Influence of Innovative Techniques on Midterm Results in Patients with Minimally Invasive Direct Coronary Artery Bypass and Off-Pump Coronary Artery Bypass
DOI:
https://doi.org/10.1532/hsf.1062Abstract
Background: There is a paucity of midterm results comparing the efficacy of minimally invasive direct coronary artery bypass (MIDCAB) and off-pump coronary artery bypass (OPCAB) with standard coronary artery bypass grafting (CABG). In addition, the advent of innovative techniques may have improved midterm results for patients who undergo MIDCAB and OPCAB (MID-OPCAB). The purpose of this study was to evaluate the midterm survival results of higher-risk patient groups who have undergone CABG or MID-OPCAB with or without the use of innovative techniques.
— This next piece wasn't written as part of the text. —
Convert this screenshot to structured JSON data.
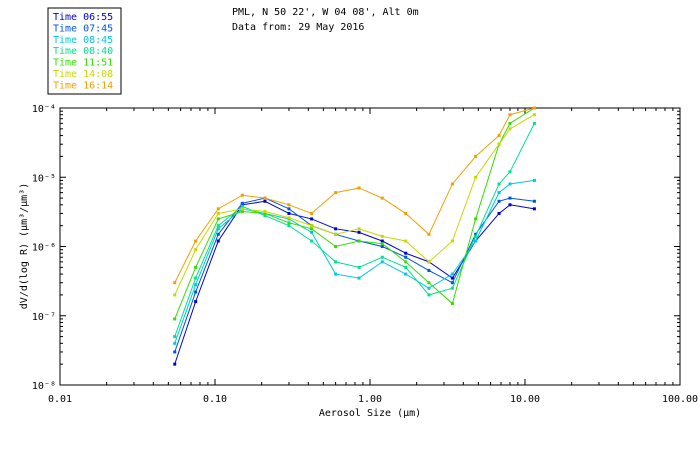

Methods: From January 1992 through March 2002, 3670 consecutive patients underwent coronary artery bypass procedures, and their predicted surgical risks were calculated according to the logistic EuroSCORE. The cases of 52 MIDCAB patients and 1796 CABG patients with similar higher-risk EuroSCOREs (11.5 versus 11.4, respectively) who underwent operations from January 1992 to December 1997 were compared (study A). The cases of 89 patients with MID-OPCAB (employing "innovative techniques") and 796 patients with CABG (EuroSCORE, 13.2 versus 13.3, respectively) whose operations took place between 1998 and 2002 were also compared (study B). The National Death Index was used to access mortality data, and Kaplan-Meier curves were constructed for each group of patients. Numbers of arterial grafts, numbers of anastomoses, major complications, in-hospital lengths of stay (LOS), and 30-day mortality rates were noted. Results: In study A, there were no significant differences in the 30-day mortality rates (2.5% versus 3.9%), incidences of major complications (11.5% versus 16.6%), and LOS (13 days versus 11.7 days) for the MID-OPCAB and CABG patients, respectively. CABG patients received more arterial grafts (47.1% versus 28.9%; P = .011), received more distal anastomoses (3.4 versus 2.7; P < .001), and had better survival as estimated by Kaplan-Meier curves (94.5 months versus 82.1 months; P = .023). In study B, there were no differences in 30-day mortality rates (3.1% versus 2.3%) and incidences of major complications (10.1% versus 12.7%) for MID-OPCAB and CABG patients, respectively. CABG patients received more arterial grafts (72% versus 57.3%; P = .004) and more distal anastomoses (3.5 versus 2.8; P < .001). However, LOS was shorter for MID-OPCAB patients (7.2 days versus 9.6 days; P = .019), and there was no difference in survival time as estimated by Kaplan-Meier curves (47 months versus 46.4 months; P = .534).
Conclusions: The advent of innovative surgery significantly improved LOS and "equalized" the rate of survival to 5 years in higher-risk MID-OPCAB patients, compared with similar-risk CABG patients.